Science and the Christian Faith

With due apology for harping on a final aspect of the epistemological string I have been twanging again and again: there is still an important consideration not to be passed over or brushed aside. Even if the genuineness of the geocentric theory were to be warranted by the facts, the Goulds and Asimovs of our age, I realize, would not be put out of countenance in the least. They might grant us the probable or apparent existence of a Something or Someone, an Intelligence acting in and through the Intelligent Universe.(129) Yet, trying to clinch my case by pointing a Hoyle, a Jastrow, and all their variegated compatriots to that analogy of Archdeacon Paley’s watchmaker will not make Christians of these sincere seekers for supra-sensible truth. They may well with the Athenians of St. Paul’s day become theists paying homage to an Unknown God, to a Maker, but nothing more – if even that much! For when said Archdeacon finds a watch on crossing a heath(l30), he may indeed infer that this object has been produced by a watchmaker, because he has seen, or has been told by trustworthy witnesses, that watchmakers design and fabricate such timepieces. However: analogies, I must agree with Hume, are not very compelling arguments. A watch is not exactly a Universe, and who has ever noticed a Creator creating Universes? Furthermore: whether the nowhere to be seen artisan who made the watch in case is a scoundrel or a saint – Paley cannot conclude that from his find. Only after using it for a few days he will be able to tell us whether the maker is an excellent craftsman or a clumsy niggler.

From the day of Cicero’s De Natura Deorum to Hume’s Dialogues Concerning Natural Religion, and until the end of our time and age, these defects always did and always will greatly diminish the force of the argument from design as a tool in Christian apologetics, which above all has to account for the origin of evil – a task natural theology is unable convincingly to tackle. Grant the Omnipotent and Greatest of all Watchmakers high up there in the sky the creation of those constructs built of subatomic particles everywhere around us, together with our sensorial ability to transform these aggregates of quarks into collective representations, that is: into the things we see. Yet, looking at His handiworks here below, the secularists will say that in any case He has bungled the job. That this prima facie seems to be true, I do not, as already said, deny. Disastrous “Acts of God” in nature, terminal cancer wards in hospitals, devilish deeds, hatred, famines, poisonous snakes, malformed babies – what loving Great Father would subject His children to such calamities, which by definition He should be powerful enough to ward off? And even more to the point: consider the twentythousand plus Christian denominations, each of them claiming to be right with regard to the doctrines on which all the other ones are wrong. It appears that His Spirit is not even strong enough to keep His disciples in line. A real benevolent all-wise and all-powerful Divinity ought to do better!

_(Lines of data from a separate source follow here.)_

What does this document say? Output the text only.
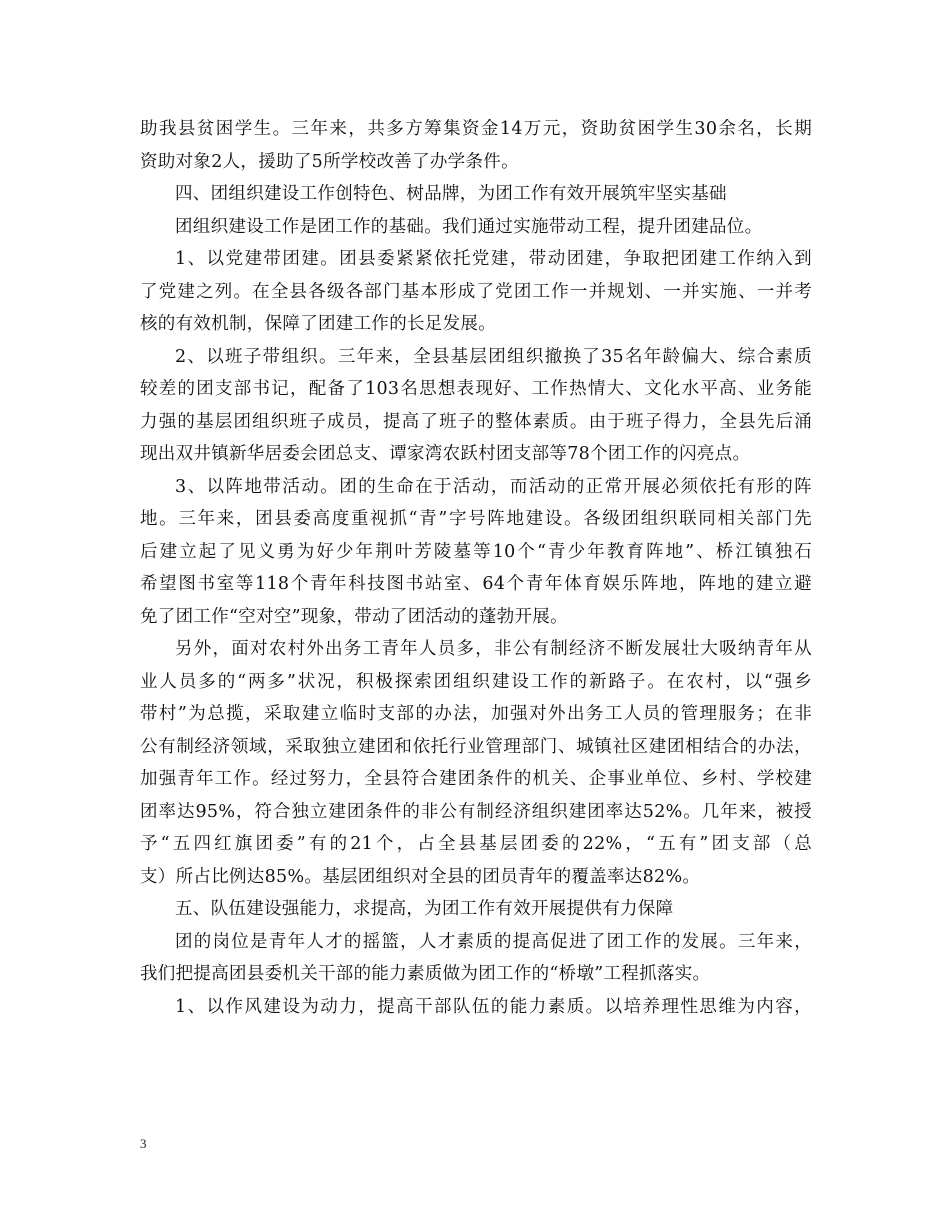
助我县贫困学生。三年来，共多方筹集资金14万元，资助贫困学生30余名，长期
资助对象2人，援助了5所学校改善了办学条件。
四、团组织建设工作创特色、树品牌，为团工作有效开展筑牢坚实基础
团组织建设工作是团工作的基础。我们通过实施带动工程，提升团建品位。
1、以党建带团建。团县委紧紧依托党建，带动团建，争取把团建工作纳入到
了党建之列。在全县各级各部门基本形成了党团工作一并规划、一并实施、一并考
核的有效机制，保障了团建工作的长足发展。
2、以班子带组织。三年来，全县基层团组织撤换了35名年龄偏大、综合素质
较差的团支部书记，配备了103名思想表现好、工作热情大、文化水平高、业务能
力强的基层团组织班子成员，提高了班子的整体素质。由于班子得力，全县先后涌
现出双井镇新华居委会团总支、谭家湾农跃村团支部等78个团工作的闪亮点。
3、以阵地带活动。团的生命在于活动，而活动的正常开展必须依托有形的阵
地。三年来，团县委高度重视抓“青”字号阵地建设。各级团组织联同相关部门先
后建立起了见义勇为好少年荆叶芳陵墓等10个“青少年教育阵地”、桥江镇独石
希望图书室等118个青年科技图书站室、64个青年体育娱乐阵地，阵地的建立避
免了团工作“空对空”现象，带动了团活动的蓬勃开展。
另外，面对农村外出务工青年人员多，非公有制经济不断发展壮大吸纳青年从
业人员多的“两多”状况，积极探索团组织建设工作的新路子。在农村，以“强乡
带村”为总揽，采取建立临时支部的办法，加强对外出务工人员的管理服务；在非
公有制经济领域，采取独立建团和依托行业管理部门、城镇社区建团相结合的办法，
加强青年工作。经过努力，全县符合建团条件的机关、企事业单位、乡村、学校建
团率达95%，符合独立建团条件的非公有制经济组织建团率达52%。几年来，被授
予“五四红旗团委”有的21个，占全县基层团委的22%，“五有”团支部（总
支）所占比例达85%。基层团组织对全县的团员青年的覆盖率达82%。
五、队伍建设强能力，求提高，为团工作有效开展提供有力保障
团的岗位是青年人才的摇篮，人才素质的提高促进了团工作的发展。三年来，
我们把提高团县委机关干部的能力素质做为团工作的“桥墩”工程抓落实。
1、以作风建设为动力，提高干部队伍的能力素质。以培养理性思维为内容，
3
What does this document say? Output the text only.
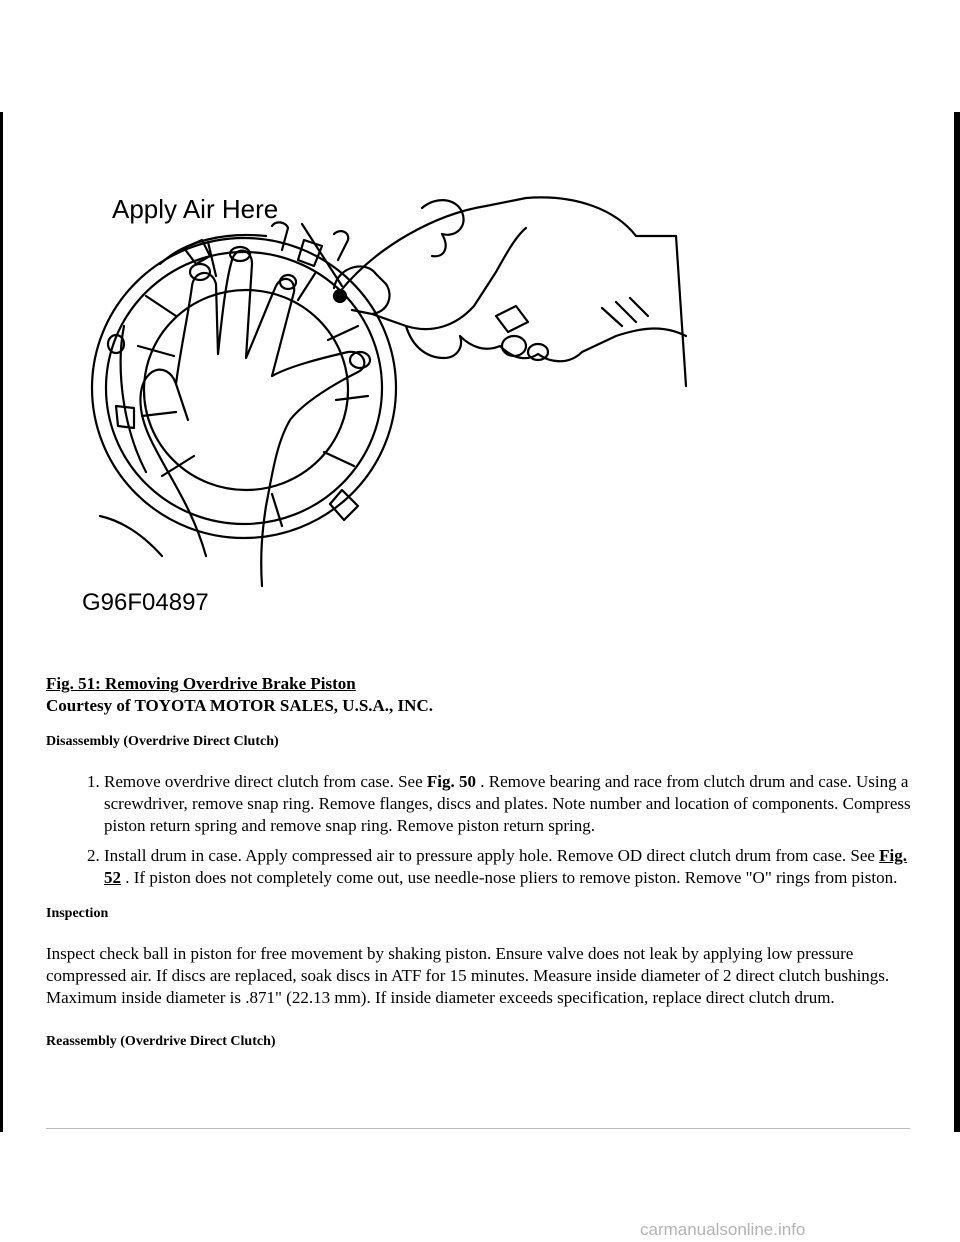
Apply Air Here
G96F04897
Fig. 51: Removing Overdrive Brake Piston
Courtesy of TOYOTA MOTOR SALES, U.S.A., INC.
Disassembly (Overdrive Direct Clutch)
1. Remove overdrive direct clutch from case. See Fig. 50 . Remove bearing and race from clutch drum and case. Using a screwdriver, remove snap ring. Remove flanges, discs and plates. Note number and location of components. Compress piston return spring and remove snap ring. Remove piston return spring.
2. Install drum in case. Apply compressed air to pressure apply hole. Remove OD direct clutch drum from case. See Fig. 52 . If piston does not completely come out, use needle-nose pliers to remove piston. Remove "O" rings from piston.
Inspection

Inspect check ball in piston for free movement by shaking piston. Ensure valve does not leak by applying low pressure compressed air. If discs are replaced, soak discs in ATF for 15 minutes. Measure inside diameter of 2 direct clutch bushings. Maximum inside diameter is .871" (22.13 mm). If inside diameter exceeds specification, replace direct clutch drum.

Reassembly (Overdrive Direct Clutch)
carmanualsonline.info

Agreed – again at first sight, that is. But the first cue to a worthier and less hasty appraisal the atheists and questioning theists have in that “ought”.(131) For from where do we get, if not from a moral Maker, this standard that a priori enables us to be sure what “ought” and “ought not” to be the case? Around us and in us, our thoughts accusing or else excusing God and one another, and our own selves? Are there not even pains and deprivations we gladly suffer for a desirable purpose? What, as Thomas Hardy heard Nature ask, if “some high Plan betides, as yet not understood, of evil stormed by good?” What if He, Who knows the end from the beginning, needed the presently damaged Creation as a necessary prelude and probation for the Golden Age to come? What, as from Thomas Aquinas to our days many good and wise men have maintained, the world that now is must be the best possible way to achieve the best possible world into which we shall be resurrected by a God, Who is love? When Hardy, in the line following the one just quoted, deems us to be “the Forlorn Hope over which Achievement strides”, he is wrong. We are not expendable pawns in an unknowable Great Game, but precious in the sight of God.

Castles in Spain, dim-witted daydreams? I think not. However to expound the severe rationality of that “way”, as the Bible calls it, is to engage in a theodicy. And to repeat a remark already made: such a theodicy is a subject too high for a paper which, when all is said and done, merely pleads the desirability of a tentative this-worldly step aimed at underscoring the credibility of a Great Plan. That which may be known of God, His eternal power and Godhead, is manifest in us and understood by the things that are made. His Great Plan we have to believe until it shall be revealed at its completion.

So far as the philosophical and religious aspects of the issue are concerned, which – sound reason will acknowledge – cannot be solved by reason. On the other hand I ask the reader to realize: Christianity is not only what outsiders might well conclude it to be from observing the antics of the electronic soul-savers among my brethren in the faith.